My plan: I would use my ample salary as a sound editor and the time between individual film projects to create my own films, which would fall somewhere on the scale between “artsy” and “avant-garde,” and establish me as a Woman in Film. I’d enter these gems in festivals and bask in their successes. I knew I wanted children, but when that happened, I’d play it by ear.
By my late twenties, I had a great career going as a sound editor. I was in the union and I was in demand. But the first glitch in my plan had emerged — in between films, when I was supposed to be creating Art, I needed to recover from the seven-day weeks. Do some laundry. Balance the checkbook. I wasn’t even sure I wanted to spend my life cutting sound — I had happened into it and I was good at it, but it didn’t compel me the way my husband’s career in film production did him.
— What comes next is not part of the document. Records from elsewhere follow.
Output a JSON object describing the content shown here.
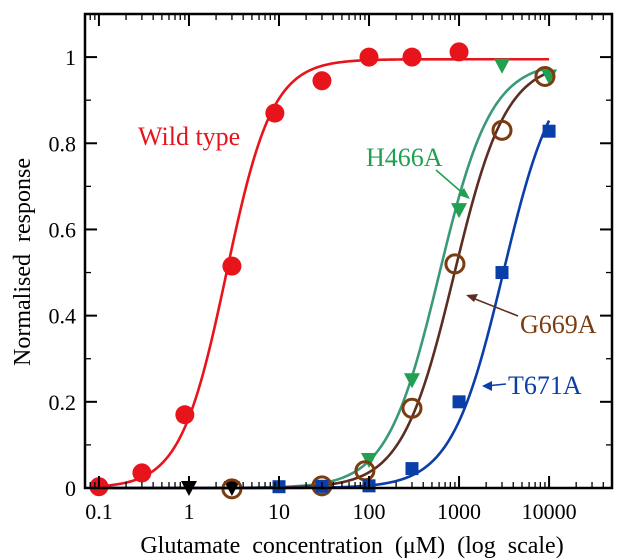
{
  "chart_data": {
    "type": "scatter",
    "xlabel": "Glutamate  concentration  (μM)  (log  scale)",
    "ylabel": "Normalised  response",
    "xscale": "log",
    "xlim": [
      0.07,
      50000
    ],
    "ylim": [
      0,
      1.1
    ],
    "x_ticks": [
      0.1,
      1,
      10,
      100,
      1000,
      10000
    ],
    "x_tick_labels": [
      "0.1",
      "1",
      "10",
      "100",
      "1000",
      "10000"
    ],
    "y_ticks": [
      0,
      0.2,
      0.4,
      0.6,
      0.8,
      1
    ],
    "y_tick_labels": [
      "0",
      "0.2",
      "0.4",
      "0.6",
      "0.8",
      "1"
    ],
    "grid": false,
    "legend": "inline labels with arrows",
    "series": [
      {
        "name": "Wild type",
        "color": "#e8141c",
        "marker": "circle-filled",
        "x": [
          0.1,
          0.3,
          0.9,
          3,
          9,
          30,
          100,
          300,
          1000
        ],
        "y": [
          0.003,
          0.035,
          0.17,
          0.515,
          0.87,
          0.945,
          1.0,
          1.0,
          1.012
        ],
        "fit": {
          "ec50": 2.6,
          "hill": 1.7,
          "max": 0.995
        }
      },
      {
        "name": "H466A",
        "color": "#20a050",
        "curve_color": "#3a9a78",
        "marker": "triangle-down-filled",
        "x": [
          1,
          3,
          30,
          100,
          300,
          1000,
          3000,
          10000
        ],
        "y": [
          0.0,
          0.0,
          0.0,
          0.065,
          0.25,
          0.645,
          0.98,
          0.955
        ],
        "fit": {
          "ec50": 600,
          "hill": 1.5,
          "max": 0.99
        }
      },
      {
        "name": "G669A",
        "color": "#7a3c10",
        "curve_color": "#5c2e22",
        "marker": "circle-open",
        "x": [
          3,
          30,
          90,
          300,
          900,
          3000,
          9000
        ],
        "y": [
          -0.002,
          0.005,
          0.04,
          0.185,
          0.52,
          0.83,
          0.955
        ],
        "fit": {
          "ec50": 880,
          "hill": 1.5,
          "max": 0.99
        }
      },
      {
        "name": "T671A",
        "color": "#0a3ea8",
        "curve_color": "#0a3ea8",
        "marker": "square-filled",
        "x": [
          10,
          30,
          100,
          300,
          1000,
          3000,
          10000
        ],
        "y": [
          0.003,
          0.004,
          0.005,
          0.045,
          0.2,
          0.5,
          0.828
        ],
        "fit": {
          "ec50": 3100,
          "hill": 1.5,
          "max": 1.0
        }
      }
    ]
  }
}
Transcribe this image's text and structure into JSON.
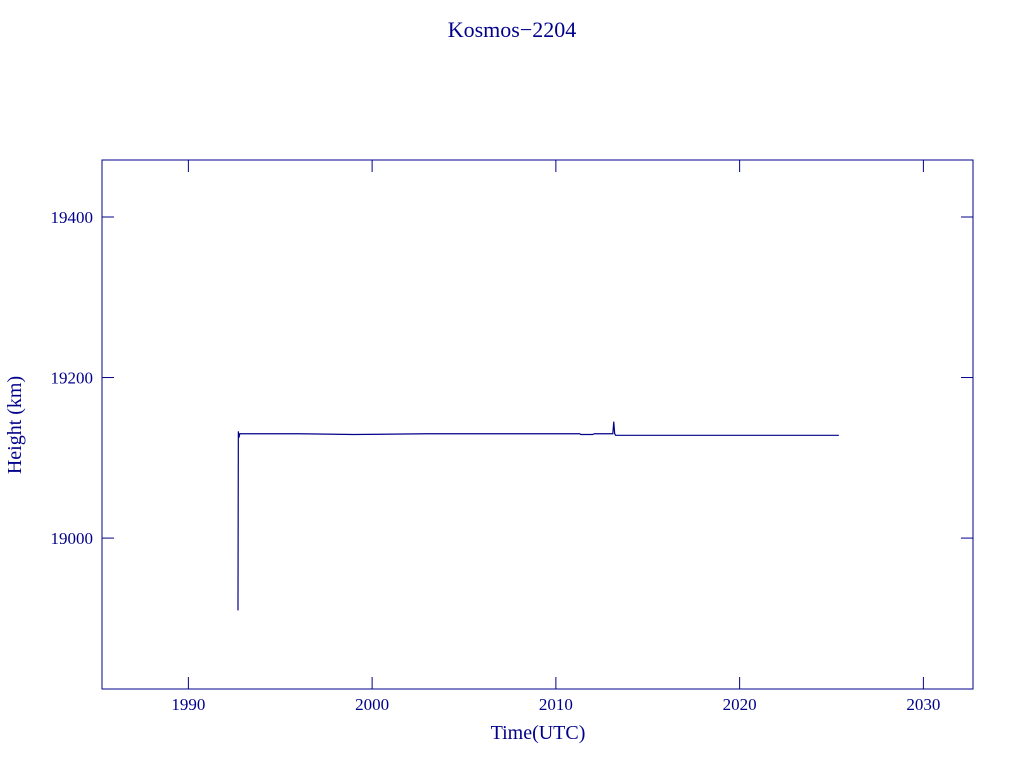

And then, the game-changer: pregnancy. My husband and I agreed that we’d be flexible — we’d alternate working and childcare between us. I had no idea how I’d feel post-birth, and I knew no other (female) sound editors with young children. My husband was experiencing success, so his salary had begun to surpass mine. It gave us the financial wherewithal so if I wanted to be a “stay-at-home mom,” I could.
The film industry is tough on any kind of personal life. Our first child was anxious by nature. And I had my own plentiful anxieties and a (possibly pathological) sense of responsibility to my children, which I could not have foreseen before motherhood. Between my early attempts at continuing to work when my eldest was a toddler, and what I’d have to call my intuition about what was right for all of us, I simply stopped trying to “have it all.”
My sons are 26, 23 and 20 now. They are what I am most proud of in this world. But the world isn’t necessarily proud of me back. My decision was absolutely the right thing for them. I have not one shred of doubt about that. However, now that they’re off leading their own lives (a wonderful thing to celebrate) I have to admit that I’m way behind. I stayed home — as it turned out — to the detriment of my marriage, my resume and my bank account.
At the heart of my discouraging conclusion I see society’s deep distrust and dislike of what has been called women’s work. Time spent with children — people who are uncivilized, selfish, uneducated and often difficult — is not intellectually stimulating, even if you happen to love children’s books, board games and team sports. The hours are terrible and the rewards are ephemeral. Talk to a preschool teacher about it (and so on up the school ladder). If I want praise for my decision to stay home, it’s up to me to provide it, because I’m not going to find it elsewhere. If I had even a ounce of native Zen (or came from a less ambitious background and social group) I’d have no regrets. In another place or time, I’d be resting on my laurels. As it is, I remain fiercely proud of my decision, and yet (not so privately now) deeply ambivalent.
It never occurred to me that I would be a stay-at-home mom.